Two mutations identified that make the avian flu virus more dangerous in the United States than in Europe

The current situation with the highly pathogenic avian influenza (HPAI) H5N1 virus is generating great alarm worldwide, due to multiple outbreaks in wild birds, poultry, and mammals. This study analyzed the differences in pathogenicity between two H5N1 viruses belonging to clade 2.3.4.4b, but from different lineages: North American and Eurasian.

This work is highly relevant, since previous observations suggested that the more recent American lineage exhibits a greater capacity for systemic dissemination, as well as greater tropism and invasion of the nervous system (neurotropism and neuroinvasion), and adaptation to mammals. However, the molecular mechanisms underlying these changes are not fully understood.

Using both in vitro and in vivo models, the researchers provide solid evidence of some of the molecular mechanisms responsible for the increased pathogenicity of the virus and its possible adaptation to mammals. In particular, two key mutations in distinct viral genes (PB2-478I and NP-450N) were identified that significantly increase viral polymerase activity, resulting in enhanced replication capacity.
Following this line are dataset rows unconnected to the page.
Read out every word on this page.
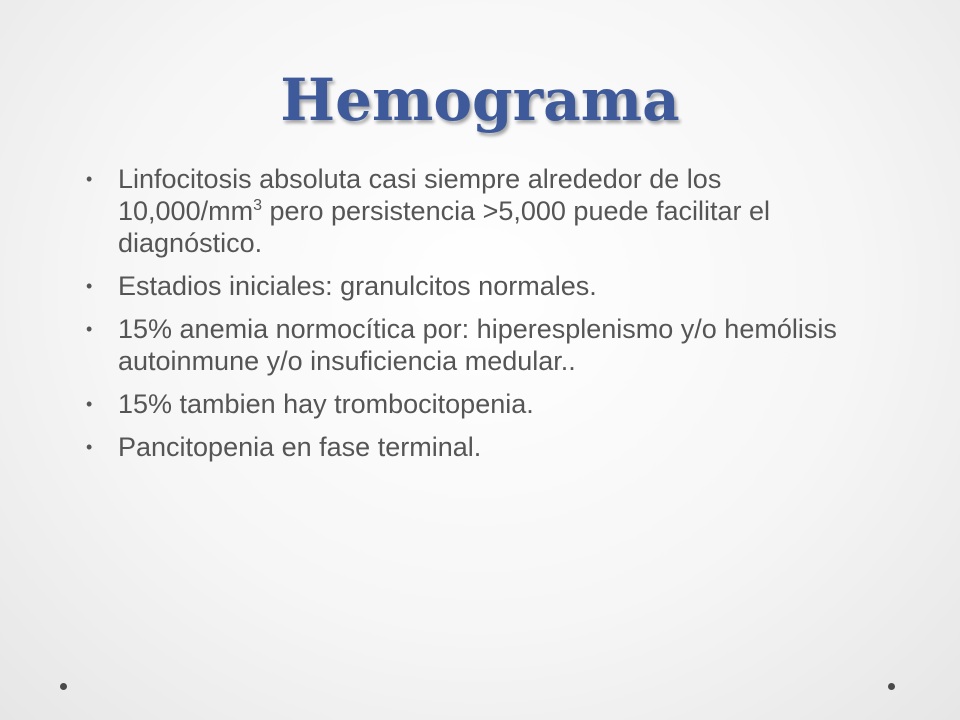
Hemograma
• Linfocitosis absoluta casi siempre alrededor de los $10,000/mm^3$ pero persistencia >5,000 puede facilitar el diagnóstico.
• Estadios iniciales: granulcitos normales.
• 15% anemia normocítica por: hiperesplenismo y/o hemólisis autoinmune y/o insuficiencia medular..
• 15% tambien hay trombocitopenia.
• Pancitopenia en fase terminal.
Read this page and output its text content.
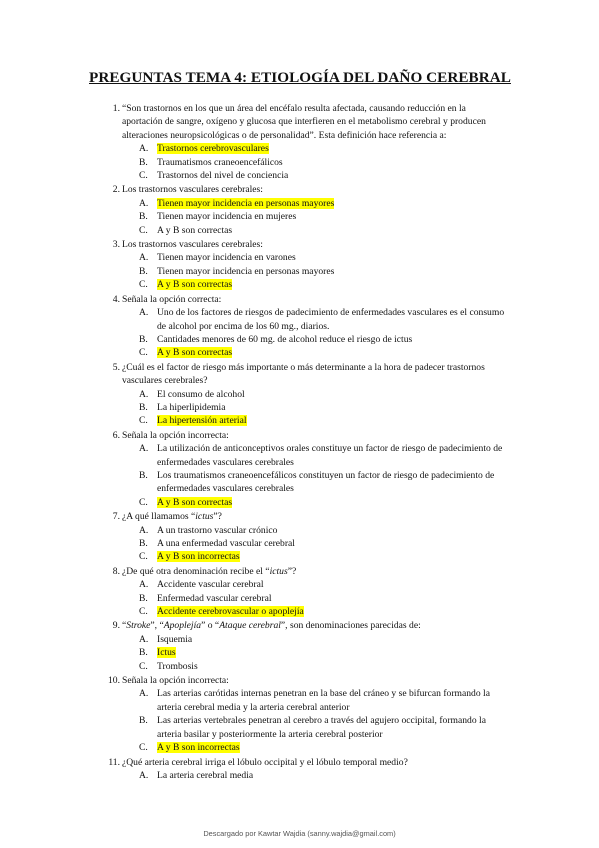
PREGUNTAS TEMA 4: ETIOLOGÍA DEL DAÑO CEREBRAL
1. “Son trastornos en los que un área del encéfalo resulta afectada, causando reducción en la aportación de sangre, oxígeno y glucosa que interfieren en el metabolismo cerebral y producen alteraciones neuropsicológicas o de personalidad”. Esta definición hace referencia a:
A. Trastornos cerebrovasculares
B. Traumatismos craneoencefálicos
C. Trastornos del nivel de conciencia
2. Los trastornos vasculares cerebrales:
A. Tienen mayor incidencia en personas mayores
B. Tienen mayor incidencia en mujeres
C. A y B son correctas
3. Los trastornos vasculares cerebrales:
A. Tienen mayor incidencia en varones
B. Tienen mayor incidencia en personas mayores
C. A y B son correctas
4. Señala la opción correcta:
A. Uno de los factores de riesgos de padecimiento de enfermedades vasculares es el consumo de alcohol por encima de los 60 mg., diarios.
B. Cantidades menores de 60 mg. de alcohol reduce el riesgo de ictus
C. A y B son correctas
5. ¿Cuál es el factor de riesgo más importante o más determinante a la hora de padecer trastornos vasculares cerebrales?
A. El consumo de alcohol
B. La hiperlipidemia
C. La hipertensión arterial
6. Señala la opción incorrecta:
A. La utilización de anticonceptivos orales constituye un factor de riesgo de padecimiento de enfermedades vasculares cerebrales
B. Los traumatismos craneoencefálicos constituyen un factor de riesgo de padecimiento de enfermedades vasculares cerebrales
C. A y B son correctas
7. ¿A qué llamamos “ictus”?
A. A un trastorno vascular crónico
B. A una enfermedad vascular cerebral
C. A y B son incorrectas
8. ¿De qué otra denominación recibe el “ictus”?
A. Accidente vascular cerebral
B. Enfermedad vascular cerebral
C. Accidente cerebrovascular o apoplejía
9. “Stroke”, “Apoplejía” o “Ataque cerebral”, son denominaciones parecidas de:
A. Isquemia
B. Ictus
C. Trombosis
10. Señala la opción incorrecta:
A. Las arterias carótidas internas penetran en la base del cráneo y se bifurcan formando la arteria cerebral media y la arteria cerebral anterior
B. Las arterias vertebrales penetran al cerebro a través del agujero occipital, formando la arteria basilar y posteriormente la arteria cerebral posterior
C. A y B son incorrectas
11. ¿Qué arteria cerebral irriga el lóbulo occipital y el lóbulo temporal medio?
A. La arteria cerebral media
Descargado por Kawtar Wajdia (sanny.wajdia@gmail.com)
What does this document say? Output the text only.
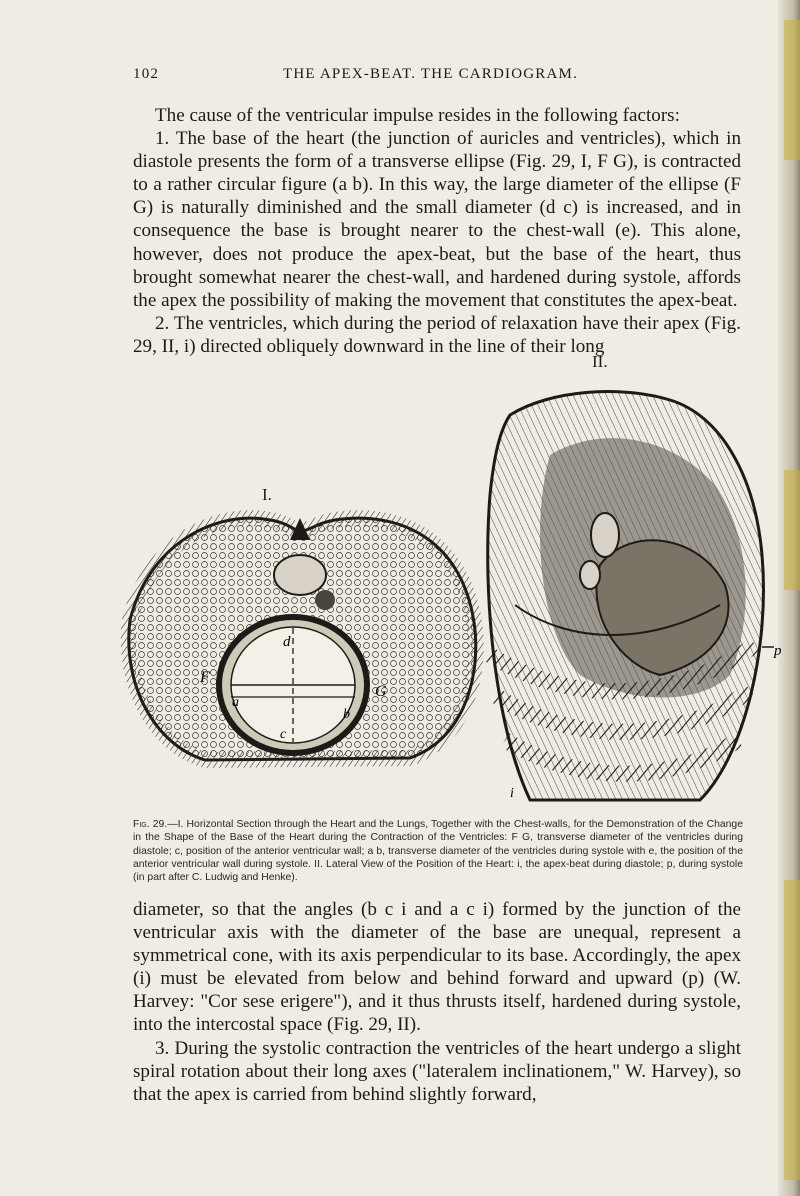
102	THE APEX-BEAT. THE CARDIOGRAM.

The cause of the ventricular impulse resides in the following factors:

1. The base of the heart (the junction of auricles and ventricles), which in diastole presents the form of a transverse ellipse (Fig. 29, I, F G), is contracted to a rather circular figure (a b). In this way, the large diameter of the ellipse (F G) is naturally diminished and the small diameter (d c) is increased, and in consequence the base is brought nearer to the chest-wall (e). This alone, however, does not produce the apex-beat, but the base of the heart, thus brought somewhat nearer the chest-wall, and hardened during systole, affords the apex the possibility of making the movement that constitutes the apex-beat.

2. The ventricles, which during the period of relaxation have their apex (Fig. 29, II, i) directed obliquely downward in the line of their long

I.
d
a
b
c
F
G
II.
i
p
Fig. 29.—I. Horizontal Section through the Heart and the Lungs, Together with the Chest-walls, for the Demonstration of the Change in the Shape of the Base of the Heart during the Contraction of the Ventricles: F G, transverse diameter of the ventricles during diastole; c, position of the anterior ventricular wall; a b, transverse diameter of the ventricles during systole with e, the position of the anterior ventricular wall during systole. II. Lateral View of the Position of the Heart: i, the apex-beat during diastole; p, during systole (in part after C. Ludwig and Henke).

diameter, so that the angles (b c i and a c i) formed by the junction of the ventricular axis with the diameter of the base are unequal, represent a symmetrical cone, with its axis perpendicular to its base. Accordingly, the apex (i) must be elevated from below and behind forward and upward (p) (W. Harvey: "Cor sese erigere"), and it thus thrusts itself, hardened during systole, into the intercostal space (Fig. 29, II).

3. During the systolic contraction the ventricles of the heart undergo a slight spiral rotation about their long axes ("lateralem inclinationem," W. Harvey), so that the apex is carried from behind slightly forward,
These mutations not only enhance viral replication but also promote immune cell infection and systemic dissemination, contributing to increased virulence. Furthermore, these changes could play a crucial role in virus adaptation to mammals.

In conclusion, this carefully designed study provides crucial scientific evidence on the genetic determinants associated with the virulence of the H5N1 avian influenza virus subtype. Given the continued global spread of this virus and its growing threat to public health, it is essential to strengthen epidemiological surveillance efforts, as well as to continue research focused on the molecular mechanisms of pathogenicity and virus adaptation to new mammalian species.

'This article represents advanced work that seeks to reveal why the H5N1 virus behaves differently in North America and Europe. Researchers use ferret experiments and novel techniques to first determine in parallel which specific cells are infected by American and European H5N1 viruses and, in parallel, sequence the complete genome of both viruses. Using this methodology, they detected two mutations present in the American isolate that were not present in the European one. They verified these results with replication tests of the two viruses in different cell cultures, obtaining results similar to the ferret model. In the next phase, they created viruses with and without the mutations or a combination of both and confirmed that the virus without these mutations could not cause systemic infection and infection of immune system cells. However, each of the viruses with each of the mutations and the virus with both mutations caused infection of immune system cells and systemic distribution. Finally, they studied the mechanisms that changed in relation to the mutations, observing, above all, an improvement in replication and stability in immune system cells. Finally, they studied the possibility of vertical transmission of the virus through the mammary glands and the importance of the route of infection, again demonstrating the wide dispersal capacity of the North American genotype regardless of the route of infection, compared to the European genotype, which, depending on the route of inoculation, produces only a local infection of limited extent'.

What do you think of the article overall? Is it of good quality?

‘I think the article is of good quality as it provides new data that sheds light on some of the reasons for the virus's adaptation to mammals such as cows and domestic cats, but it also acknowledges the limitations of the technologies used precisely because of their novelty, which may limit the interpretation of data related, for example, to the type of cell infected.’

How does it fit in with existing evidence and what new information does it provide?

"The results partly confirm existing data and suspicions, while also raising new questions. The PB2 mutation has also been detected in the mink outbreak in Europe and had already been identified as an important mechanism for adaptation to replication in mammals. The most important contribution of the work is the identification of American IVA replication in immune system cells as one of the mechanisms of systemic dissemination and its link to the mutations described."

Are there any important limitations to consider?

'The two most important limitations are those related to the interpretation of cell identification data using the methodology employed and the limitations of the models used. The breast organoid, for example, reflects the capacity for replication in these tissues but does not provide evidence of the route of transmission between cows and between cows and humans, which is one of the great unknowns'.